2

We use cookies. Read the Privacy and Cookie Policy

В минуты, когда бред утихал и сознание прояснялось, Есенин различал знакомый и ворчливый голос деда:

   — Ты, старуха, лечи его как положено. Крепче лечи! К вечеру чтоб был здоров. Нечего ему валяться на печи, пускай встаёт на ноги... А вы, боговы девы, молитесь за него.

И сейчас же послышались вздохи и бормотание старух-богомолок и побирушек — бабушка привечала их, обогревала и подкармливала.

   — Господи, услышь нашу молитву! Помоги ему, болезному, в хвори, обереги его от всех напастей, от недугов, от дурного глаза. Пролей на него благодать свою, омой душу его в святой водице...

Есенин улыбнулся: с самого раннего детства привык он видеть и у бабушки, и в церкви, и в монастырях этих тихих странниц, их вкрадчивые движения, слышать их шелестящий шёпот.

   — Крепче молитесь! — приказывал им дед. — Не скупясь на просьбы к Богу — он щедрый, богатый!

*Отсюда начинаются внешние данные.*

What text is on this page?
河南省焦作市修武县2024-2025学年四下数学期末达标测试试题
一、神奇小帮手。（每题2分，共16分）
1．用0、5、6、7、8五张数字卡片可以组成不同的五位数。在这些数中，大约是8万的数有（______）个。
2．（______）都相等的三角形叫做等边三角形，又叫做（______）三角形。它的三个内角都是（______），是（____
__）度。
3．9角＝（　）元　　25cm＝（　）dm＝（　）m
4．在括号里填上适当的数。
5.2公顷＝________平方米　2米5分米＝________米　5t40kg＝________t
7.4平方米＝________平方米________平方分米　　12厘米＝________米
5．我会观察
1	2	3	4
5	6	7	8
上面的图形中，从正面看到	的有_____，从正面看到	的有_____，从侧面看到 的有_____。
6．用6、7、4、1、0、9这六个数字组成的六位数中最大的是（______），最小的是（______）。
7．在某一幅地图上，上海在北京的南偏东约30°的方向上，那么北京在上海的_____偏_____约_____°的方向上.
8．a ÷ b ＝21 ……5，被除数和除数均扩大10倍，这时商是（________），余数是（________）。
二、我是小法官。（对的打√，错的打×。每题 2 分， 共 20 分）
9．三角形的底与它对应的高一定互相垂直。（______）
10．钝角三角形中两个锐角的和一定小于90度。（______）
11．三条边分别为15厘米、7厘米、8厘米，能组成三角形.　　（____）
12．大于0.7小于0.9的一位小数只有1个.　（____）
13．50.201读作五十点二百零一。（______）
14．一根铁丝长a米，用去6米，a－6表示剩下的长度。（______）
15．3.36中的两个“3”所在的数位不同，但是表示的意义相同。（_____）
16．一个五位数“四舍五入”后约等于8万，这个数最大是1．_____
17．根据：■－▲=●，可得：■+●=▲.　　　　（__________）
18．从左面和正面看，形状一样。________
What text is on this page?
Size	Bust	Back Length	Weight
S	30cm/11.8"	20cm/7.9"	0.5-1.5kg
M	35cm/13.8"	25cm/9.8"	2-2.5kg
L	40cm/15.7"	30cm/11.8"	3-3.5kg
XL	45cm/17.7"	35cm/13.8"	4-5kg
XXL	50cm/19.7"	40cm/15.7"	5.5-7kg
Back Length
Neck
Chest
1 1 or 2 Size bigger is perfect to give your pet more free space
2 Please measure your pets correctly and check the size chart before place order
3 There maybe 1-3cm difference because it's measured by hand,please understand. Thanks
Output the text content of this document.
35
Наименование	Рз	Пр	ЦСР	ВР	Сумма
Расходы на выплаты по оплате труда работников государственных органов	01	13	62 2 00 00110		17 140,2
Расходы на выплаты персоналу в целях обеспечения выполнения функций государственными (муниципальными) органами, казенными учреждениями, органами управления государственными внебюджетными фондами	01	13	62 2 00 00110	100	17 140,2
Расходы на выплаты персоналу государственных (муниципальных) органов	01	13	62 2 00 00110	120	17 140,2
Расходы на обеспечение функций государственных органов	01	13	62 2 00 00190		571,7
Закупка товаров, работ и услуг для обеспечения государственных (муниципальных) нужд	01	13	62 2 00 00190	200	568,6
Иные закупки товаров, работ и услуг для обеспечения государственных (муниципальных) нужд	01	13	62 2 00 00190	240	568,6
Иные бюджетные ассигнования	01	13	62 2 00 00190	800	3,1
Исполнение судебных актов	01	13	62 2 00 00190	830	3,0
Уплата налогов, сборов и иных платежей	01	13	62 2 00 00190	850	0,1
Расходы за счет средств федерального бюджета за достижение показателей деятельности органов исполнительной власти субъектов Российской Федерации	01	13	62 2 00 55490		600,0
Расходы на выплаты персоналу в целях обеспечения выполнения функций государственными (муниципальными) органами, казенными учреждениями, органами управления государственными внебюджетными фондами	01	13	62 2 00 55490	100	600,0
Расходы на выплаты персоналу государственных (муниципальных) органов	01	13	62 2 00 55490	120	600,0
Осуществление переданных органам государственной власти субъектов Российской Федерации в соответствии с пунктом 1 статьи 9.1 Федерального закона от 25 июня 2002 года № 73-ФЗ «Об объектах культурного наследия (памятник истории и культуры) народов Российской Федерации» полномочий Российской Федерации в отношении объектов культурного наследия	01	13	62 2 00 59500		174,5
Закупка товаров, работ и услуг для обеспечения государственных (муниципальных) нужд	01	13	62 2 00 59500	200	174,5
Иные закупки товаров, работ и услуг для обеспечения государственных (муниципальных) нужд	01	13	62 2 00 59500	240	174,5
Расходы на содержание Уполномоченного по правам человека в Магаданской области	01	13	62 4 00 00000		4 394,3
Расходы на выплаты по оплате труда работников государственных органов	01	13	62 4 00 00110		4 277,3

   — Вот ведь наказанье-то с тобой, право, — несмело возражала бабушка. — Всю жизнь такой — вынь да положь ему!

   — Не перечь, старуха, не люблю!

Есенин опять улыбнулся: и к этим перебранкам он давно привык и даже любил их — дед только с виду казался строгим и властным, а на самом деле был добрым и ласковым — с большой волокнистой бородой и чёрными руками с негнущимися, как сучья на ветвях, пальцами. Сколько ночей он провёл на печи с дедом вместе, и эта борода часто щекотала ему то ухо, то шею...

Потом Есенин ощутил прикосновение заботливых бабушкиных рук, и в лёгкие вошёл острый, как нож, запах уксуса — она приложила к пылавшему лбу смоченную тряпицу, чтобы унять жар. И верно, жар унялся. Сразу сделалось легко и прохладно, на глаза что-то слегка надавило, веки смежились — он уснул...

Простуда отступила. Сладкая, нетомная лёгкость покачивала тело. Есенин открыл глаза и беззвучно и радостно засмеялся: он был здоров. Силы нахлынули бурно. Они стучали в сердце, будоражили, напоминали весеннюю песню. Резко перевернувшись на живот, он оглядел избу. Окошки были завалены снегом, к стёклам прилип голубой иней, свет едва пробивался сквозь него, и в избе сгустился сумрак.

В переднем углу едва теплилась лампада, дрожащее пламя её робко касалась лика Николая Угодника, скорбного, потемневшего от времени и копоти, — икона была установлена в самом центре. Другие, помельче, расходились от главной вправо и влево по стенам.

Потом Есенин увидел мать[3]. Она сидела на лавке, опершись локтем о край стола. Он всегда испытывал чувство восторга, когда встречал мать. Она была статная и красивая. Рядом с ней, еле доставая одной ногой пола, бочком приткнулась сестрёнка Катя[4]; её глаза горели от любопытства...

Мать смотрела на него с любовью и осуждением. Затем подошла, тихонько тронула волосы.

   — И в кого ты уродился, уж и не знаю...

Сын ответил беспечно:

   — В папашу, наверно. А то так в деда.

   — В деда! — весело откликнулся старик. — В кого же ещё!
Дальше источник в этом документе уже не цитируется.